This story is crossposted on State of Reform, a health policy news site.
GOP leaders said work on the bill to fund paid family leave in Washington is still in the “initial” stages at a press conference Tuesday.
There’s been growing bipartisan support for funding family leave. Sen. Joe Fain, R-Auburn, introduced a bill that would require certain employers to offer benefits capped at 50 percent of the average weekly wage for up to 12 weeks. Democrats proposed companion bills in the Senate and House that would provide 26 weeks of paid leave based on an individual’s wages and capped at $1,000 a week.
So, though lawmakers agree on providing paid leave, they tend to disagree on how to pay for leave, how much to pay and which organizations or businesses ought to be exempt from providing paid family leave.
Rep.

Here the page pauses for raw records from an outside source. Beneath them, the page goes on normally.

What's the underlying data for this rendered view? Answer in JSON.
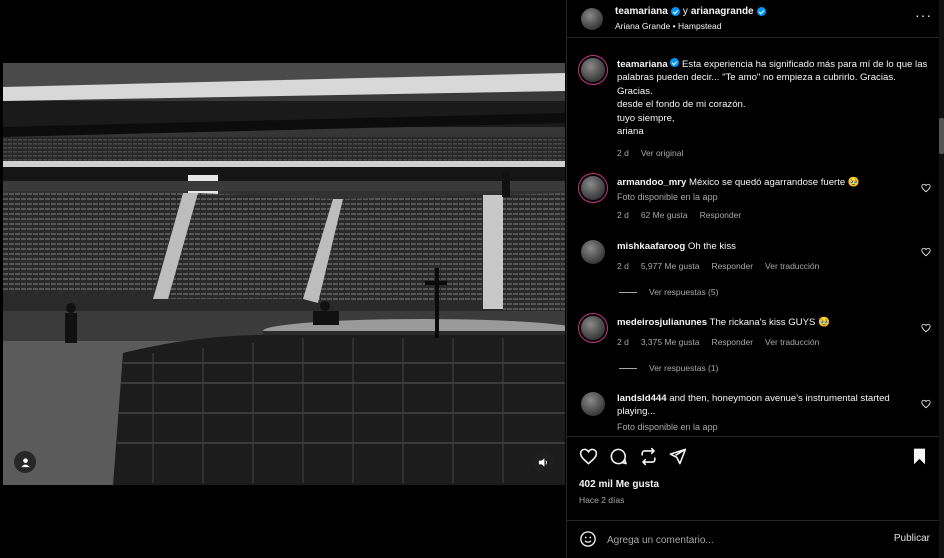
{
  "post": {
    "author": "teamariana",
    "collab_joiner": "y",
    "collaborator": "arianagrande",
    "audio": "Ariana Grande",
    "location": "Hampstead"
  },
  "caption": {
    "user": "teamariana",
    "text": "Esta experiencia ha significado más para mí de lo que las palabras pueden decir... \"Te amo\" no empieza a cubrirlo. Gracias. Gracias.\ndesde el fondo de mi corazón.\ntuyo siempre,\nariana",
    "time": "2 d",
    "see_original": "Ver original"
  },
  "comments": [
    {
      "user": "armandoo_mry",
      "text": "México se quedó agarrandose fuerte",
      "emoji": "🥹",
      "sub": "Foto disponible en la app",
      "time": "2 d",
      "likes": "62 Me gusta",
      "reply": "Responder",
      "translate": ""
    },
    {
      "user": "mishkaafaroog",
      "text": "Oh the kiss",
      "emoji": "",
      "sub": "",
      "time": "2 d",
      "likes": "5,977 Me gusta",
      "reply": "Responder",
      "translate": "Ver traducción",
      "replies": "Ver respuestas (5)"
    },
    {
      "user": "medeirosjulianunes",
      "text": "The rickana's kiss GUYS",
      "emoji": "🥹",
      "sub": "",
      "time": "2 d",
      "likes": "3,375 Me gusta",
      "reply": "Responder",
      "translate": "Ver traducción",
      "replies": "Ver respuestas (1)"
    },
    {
      "user": "landsld444",
      "text": "and then, honeymoon avenue's instrumental started playing...",
      "emoji": "",
      "sub": "Foto disponible en la app",
      "time": "",
      "likes": "",
      "reply": "",
      "translate": ""
    }
  ],
  "stats": {
    "likes": "402 mil Me gusta",
    "ago": "Hace 2 días"
  },
  "compose": {
    "placeholder": "Agrega un comentario...",
    "post_label": "Publicar"
  },
  "icons": {
    "more": "more-horizontal-icon",
    "like": "heart-icon",
    "comment": "comment-icon",
    "repost": "repost-icon",
    "share": "send-icon",
    "save": "bookmark-icon",
    "emoji": "emoji-icon",
    "tag": "user-tag-icon",
    "audio": "speaker-icon"
  },
  "colors": {
    "verified": "#0095f6",
    "background": "#000000",
    "muted_text": "#a8a8a8"
  }
}
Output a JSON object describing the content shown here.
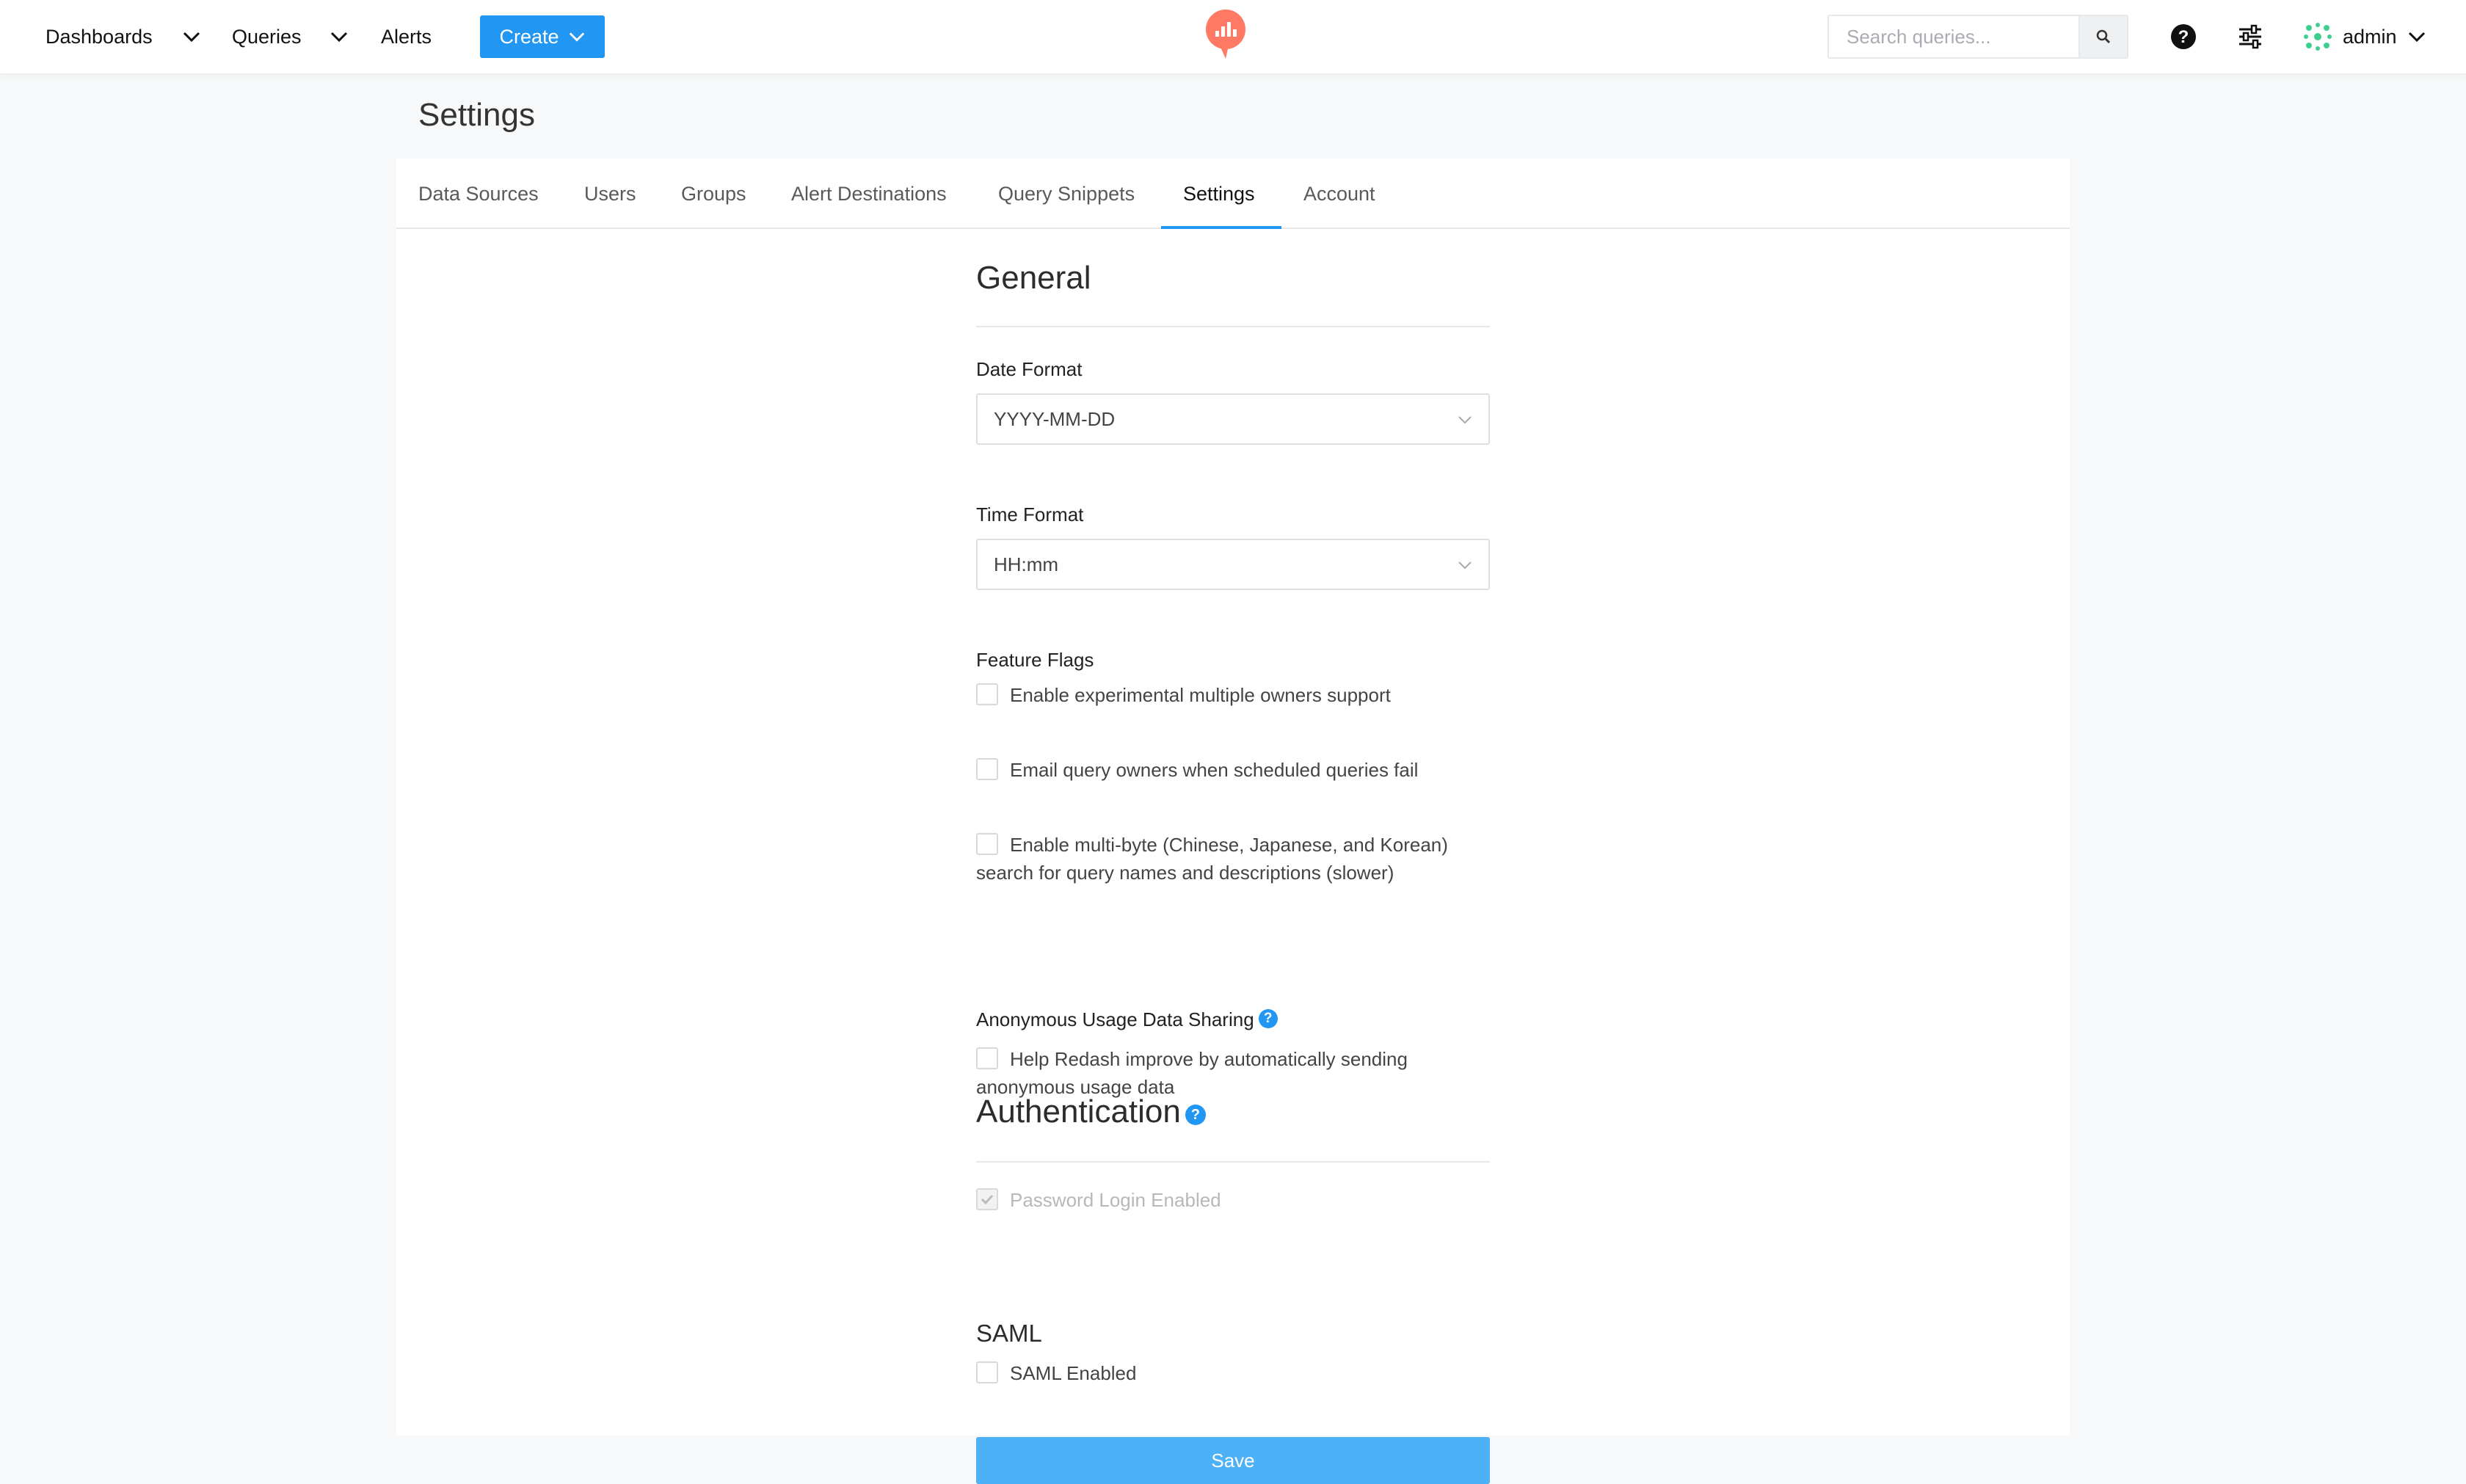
{
  "nav": {
    "dashboards": "Dashboards",
    "queries": "Queries",
    "alerts": "Alerts",
    "create": "Create",
    "search_placeholder": "Search queries...",
    "username": "admin"
  },
  "page": {
    "title": "Settings"
  },
  "tabs": [
    {
      "label": "Data Sources"
    },
    {
      "label": "Users"
    },
    {
      "label": "Groups"
    },
    {
      "label": "Alert Destinations"
    },
    {
      "label": "Query Snippets"
    },
    {
      "label": "Settings",
      "active": true
    },
    {
      "label": "Account"
    }
  ],
  "general": {
    "title": "General",
    "date_format_label": "Date Format",
    "date_format_value": "YYYY-MM-DD",
    "time_format_label": "Time Format",
    "time_format_value": "HH:mm",
    "feature_flags_label": "Feature Flags",
    "flags": [
      {
        "label": "Enable experimental multiple owners support",
        "checked": false
      },
      {
        "label": "Email query owners when scheduled queries fail",
        "checked": false
      },
      {
        "label": "Enable multi-byte (Chinese, Japanese, and Korean) search for query names and descriptions (slower)",
        "checked": false
      }
    ],
    "usage_label": "Anonymous Usage Data Sharing",
    "usage_checkbox": "Help Redash improve by automatically sending anonymous usage data"
  },
  "authentication": {
    "title": "Authentication",
    "password_login": "Password Login Enabled",
    "saml_title": "SAML",
    "saml_enabled": "SAML Enabled"
  },
  "save_label": "Save",
  "colors": {
    "primary": "#2196f3",
    "save": "#4db1f7",
    "logo": "#ff7964"
  }
}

Matt Manweller, R-Ellensburg, said that though there’s bipartisan support, Republicans are wary about how to properly fund it, while so many other funding issues are on the table this session.

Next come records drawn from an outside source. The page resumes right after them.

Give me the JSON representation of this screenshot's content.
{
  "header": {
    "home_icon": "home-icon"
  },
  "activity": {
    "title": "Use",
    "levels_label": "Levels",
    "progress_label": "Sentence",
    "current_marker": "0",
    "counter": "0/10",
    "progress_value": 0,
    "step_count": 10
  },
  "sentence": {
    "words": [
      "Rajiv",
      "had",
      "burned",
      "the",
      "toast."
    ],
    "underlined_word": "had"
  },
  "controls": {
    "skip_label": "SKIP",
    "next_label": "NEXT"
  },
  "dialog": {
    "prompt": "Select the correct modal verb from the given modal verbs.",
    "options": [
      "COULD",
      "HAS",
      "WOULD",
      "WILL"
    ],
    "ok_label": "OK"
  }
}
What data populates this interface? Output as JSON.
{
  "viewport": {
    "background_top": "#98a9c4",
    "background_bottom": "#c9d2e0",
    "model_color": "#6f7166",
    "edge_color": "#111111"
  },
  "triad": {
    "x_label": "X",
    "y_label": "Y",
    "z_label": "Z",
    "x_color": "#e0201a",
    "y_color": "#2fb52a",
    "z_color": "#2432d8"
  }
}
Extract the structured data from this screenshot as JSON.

“Were having some initial meetings. There’s obviously been a variety of drafts of paid family leave bills,” he said. “One of the major sticking points is that according to (the Employment Security Department) there is an $80 million start-up cost which is hard to put in anybody’s budget,” he said.
The up-front price tag isn’t all that keeps Republicans hesitating, he said.

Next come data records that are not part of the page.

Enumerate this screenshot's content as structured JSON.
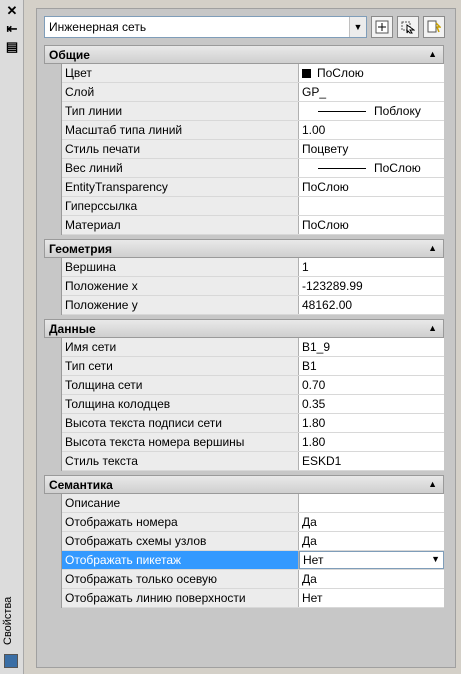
{
  "window": {
    "title": "Свойства",
    "close_glyph": "✕",
    "pin_glyph": "⇤",
    "menu_glyph": "▤"
  },
  "toolbar": {
    "selector_value": "Инженерная сеть"
  },
  "categories": [
    {
      "label": "Общие",
      "rows": [
        {
          "name": "Цвет",
          "value": "ПоСлою"
        },
        {
          "name": "Слой",
          "value": "GP_"
        },
        {
          "name": "Тип линии",
          "value": "Поблоку"
        },
        {
          "name": "Масштаб типа линий",
          "value": "1.00"
        },
        {
          "name": "Стиль печати",
          "value": "Поцвету"
        },
        {
          "name": "Вес линий",
          "value": "ПоСлою"
        },
        {
          "name": "EntityTransparency",
          "value": "ПоСлою"
        },
        {
          "name": "Гиперссылка",
          "value": ""
        },
        {
          "name": "Материал",
          "value": "ПоСлою"
        }
      ]
    },
    {
      "label": "Геометрия",
      "rows": [
        {
          "name": "Вершина",
          "value": "1"
        },
        {
          "name": "Положение x",
          "value": "-123289.99"
        },
        {
          "name": "Положение y",
          "value": "48162.00"
        }
      ]
    },
    {
      "label": "Данные",
      "rows": [
        {
          "name": "Имя сети",
          "value": "B1_9"
        },
        {
          "name": "Тип сети",
          "value": "B1"
        },
        {
          "name": "Толщина сети",
          "value": "0.70"
        },
        {
          "name": "Толщина колодцев",
          "value": "0.35"
        },
        {
          "name": "Высота текста подписи сети",
          "value": "1.80"
        },
        {
          "name": "Высота текста номера вершины",
          "value": "1.80"
        },
        {
          "name": "Стиль текста",
          "value": "ESKD1"
        }
      ]
    },
    {
      "label": "Семантика",
      "rows": [
        {
          "name": "Описание",
          "value": ""
        },
        {
          "name": "Отображать номера",
          "value": "Да"
        },
        {
          "name": "Отображать схемы узлов",
          "value": "Да"
        },
        {
          "name": "Отображать пикетаж",
          "value": "Нет"
        },
        {
          "name": "Отображать только осевую",
          "value": "Да"
        },
        {
          "name": "Отображать линию поверхности",
          "value": "Нет"
        }
      ]
    }
  ],
  "colors": {
    "selection": "#3399ff",
    "category_bg": "#d9d9d9"
  }
}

“There is some discussion about using some of the revenue collected to bear those costs in the long run,” he said. “But we’re still pretty far apart about who it would apply to. Would there be small business exemptions? Would there be tax exemptions? Although it’s late in the session, I’d have to say these are still some initial conversations on paid family leave.”
While the issue is debated in the Legislature, municipalities are addressing it directly. According to a KUOW report by Austin Jenkins, Seattle City Councilmember Lorena González will introduce a paid family leave policy for the city.